Let your children put on a Christmas Program for your family in front of the Christmas tree. The older children can help the younger ones. They can make a “program” with Christmas Carols for all of the adults to sing. If there is a piano player in your family, “draft” him or her to help out.
Today Mass is said on Christmas because it is generally believed that Christ was born at that hour. The Church has never officially stated that Midnight is the time for the first Mass, it has only prescribed that the Mass be said “in nocte” (during the night).
If you are worried your children might be too tired to attend Midnight Mass, give them a nap earlier in the day! The excitement will build all day that they will be attending Midnight Mass with Mom and Dad! In some churches Confession is offered right before Midnight Mass and would be a wonderful time to make that last offering of yourself to Jesus before the Celebration of His Birth.
Exchanging Christmas Gifts is a combination of two old European customs. The first custom was that the children would wake up and Christmas presents would be arranged under the Christmas tree. They believed that the Christ Child had come in the night of December 25th or on Christmas Eve and left the presents. The second custom, which most Americans celebrate, is that of Saint Nicholas. Traditionally, children looked forward to Saint Nicholas coming in the night of his Feast Day on December 6th. He left gifts in their stockings; they were usually hung on the fireplace to dry.
Most Americans celebrate the tradition (with a few modifications) of Saint Nicholas. We call him Santa Claus and he comes on Christmas Eve.
This year, find out about the life of the Actual Saint Nicholas. Pray a novena to him as a family or have your children draw pictures of him. Find Saint Nicholas Prayer Cards and put them in the stocking this year with the other goodies.
If you open gifts on Christmas Day, exchange one gift every Christmas Eve. Talk about how gifts of the Christmas Feast were given to the baby Jesus by the wise men. Bring Jesus into the holidays every chance you get!
The Poinsettia, also called the “flower of the holy night”, is a native plant from Central America. It is widely used in churches and homes at Christmastime, because the flaming star of its red bracts resembles the star of Bethlehem. The Poinsettia was named after the United States Ambassador to Mexico, Dr. Joel Roberts Poinsett.
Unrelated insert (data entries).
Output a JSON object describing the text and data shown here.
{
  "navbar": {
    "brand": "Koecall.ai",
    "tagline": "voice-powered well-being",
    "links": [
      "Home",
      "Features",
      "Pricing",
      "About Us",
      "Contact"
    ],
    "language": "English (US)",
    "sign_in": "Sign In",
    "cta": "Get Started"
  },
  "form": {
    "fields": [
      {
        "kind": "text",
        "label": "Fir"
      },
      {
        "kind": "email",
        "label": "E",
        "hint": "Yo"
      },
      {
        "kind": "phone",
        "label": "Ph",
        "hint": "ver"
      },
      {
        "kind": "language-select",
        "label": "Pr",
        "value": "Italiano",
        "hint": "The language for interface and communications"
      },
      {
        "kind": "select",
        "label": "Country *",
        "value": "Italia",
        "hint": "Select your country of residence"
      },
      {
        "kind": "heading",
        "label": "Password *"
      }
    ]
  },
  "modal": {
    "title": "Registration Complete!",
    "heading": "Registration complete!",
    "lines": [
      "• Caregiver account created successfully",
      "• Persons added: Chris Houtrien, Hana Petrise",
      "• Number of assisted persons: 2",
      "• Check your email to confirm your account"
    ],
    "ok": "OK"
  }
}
Upon his return to the United States, he brought this flower with him to his home in South Carolina, where it flourished.
Happy Birthday Jesus
A wonderful way to celebrate Christmas with young children is to have a Birthday Party for Jesus. This is usually done on Christmas Eve or Christmas Day.
Bake a cake and decorate it with “Happy Birthday Jesus”. Sing happy birthday and then exchange a special gift in his honor. If you have a wooden statue of Jesus that is small, bake it into the cake. You children will be thrilled when they find it!
A beautiful Austrian Tradition is to write a letter to the Christkind, the Christ Child. These letters are written by children and adults. They contain resolutions and wishes for gifts.
Be sure to ask your guardian angel to deliver your letter to the Christ Child! The Austrians believe they are delivered in this manner!
My wish for all of the Catholic Moms and friends who visit this site is a very beautiful and Holy Christmas Season! Keep Christ in the center and you will build memories and treasures in your children’s hearts.